Le reste varie selon l’endroit où l’on vit. Outre-Atlantique, la campagne jardine, chasse et pêche, quand la ville court, pédale et fréquente les salles de sport. En Provence, on retrouverait sans doute le même clivage : potager, pétanque et randonnée dans les Alpilles ou la garrigue d’un côté, vélo et salle de sport de l’autre. L’environnement et les habitudes locales façonnent les choix.

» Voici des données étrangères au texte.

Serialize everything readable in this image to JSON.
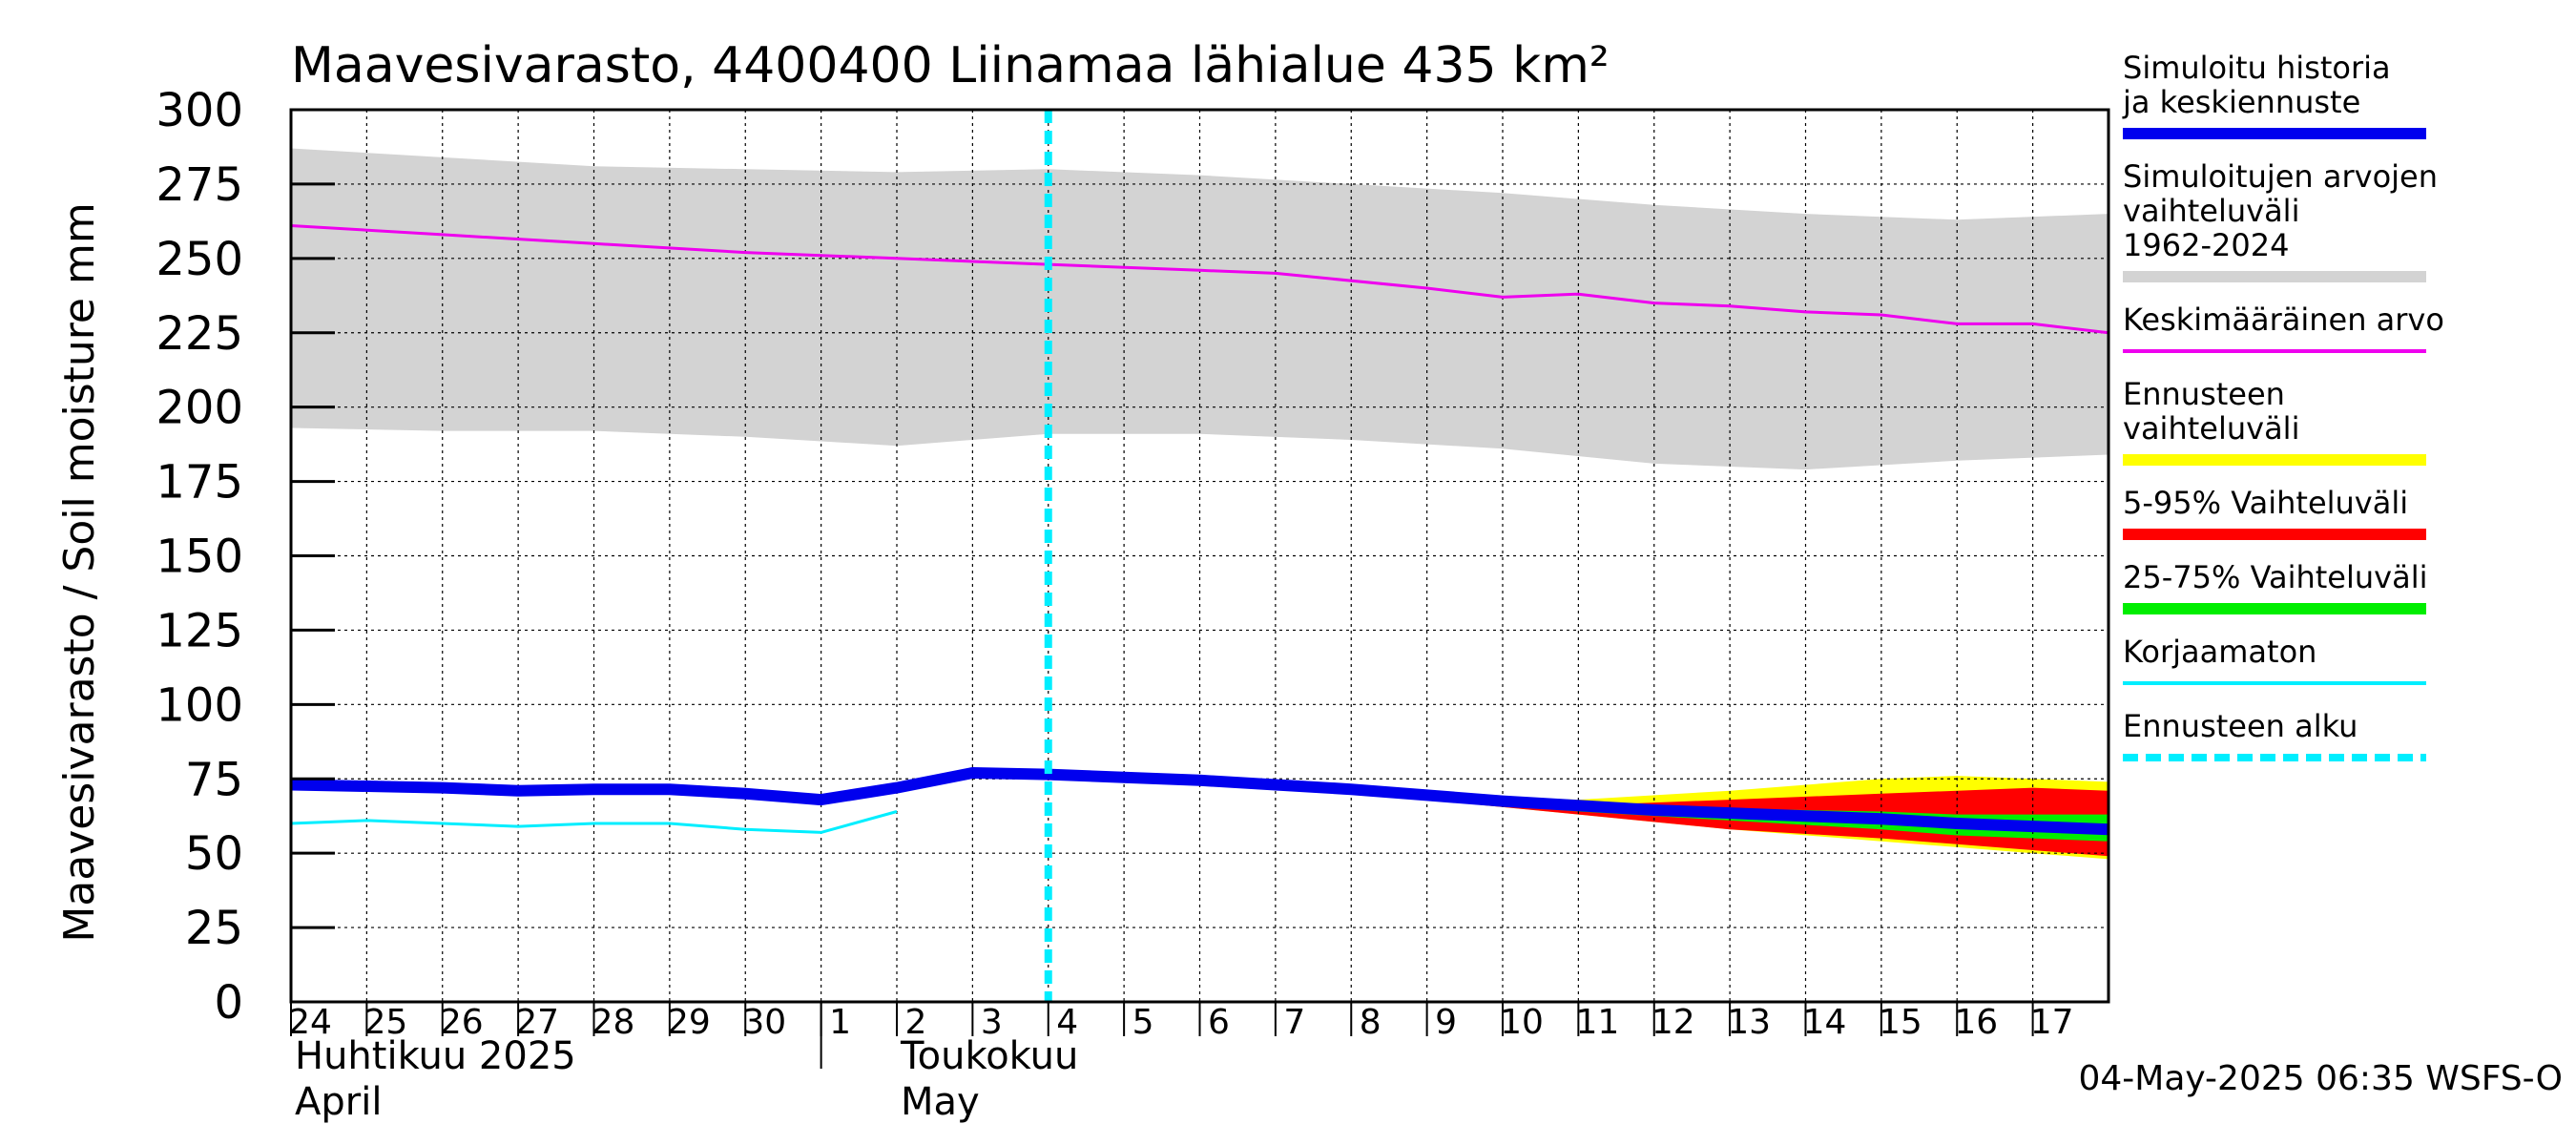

C’est le chiffre qui dérange. Parmi les adultes dont la marche est l’activité principale, 25 % seulement remplissent à la fois les deux recommandations de référence : au moins 150 minutes d’exercice modéré par semaine et du renforcement musculaire deux jours par semaine. À l’inverse, près de 22% n’atteignent aucun de ces deux objectifs.

Ces seuils ne relèvent pas d’une norme purement américaine : ce sont ceux de l’Organisation mondiale de la santé, relayés en France par Santé publique France. Le maillon faible n’est d’ailleurs pas l’endurance, mais le renforcement musculaire. La marche entretient le cœur, sans solliciter assez les muscles. Le même reproche vaut pour le jardinage ou la pétanque, plaisants mais peu intenses.

Il ne s’agit pas de renoncer à la marche, mais d’y ajouter du travail musculaire. En ville, la natation, le vélo ou la musculation y pourvoient. À la campagne, plutôt que d’imposer la salle de sport, les auteurs de l’étude suggèrent de greffer l’effort sur des activités déjà pratiquées. Une piste aisément transposable ici : forcer un peu au jardin, porter ses cageots, bêcher le potager, marcher en terrain pentu dans les collines.

Le message de fond tient en une simple phrase : des recommandations générales valent moins que des conseils ajustés au terrain. La marche reste une excellente base, à condition de ne pas s’y limiter.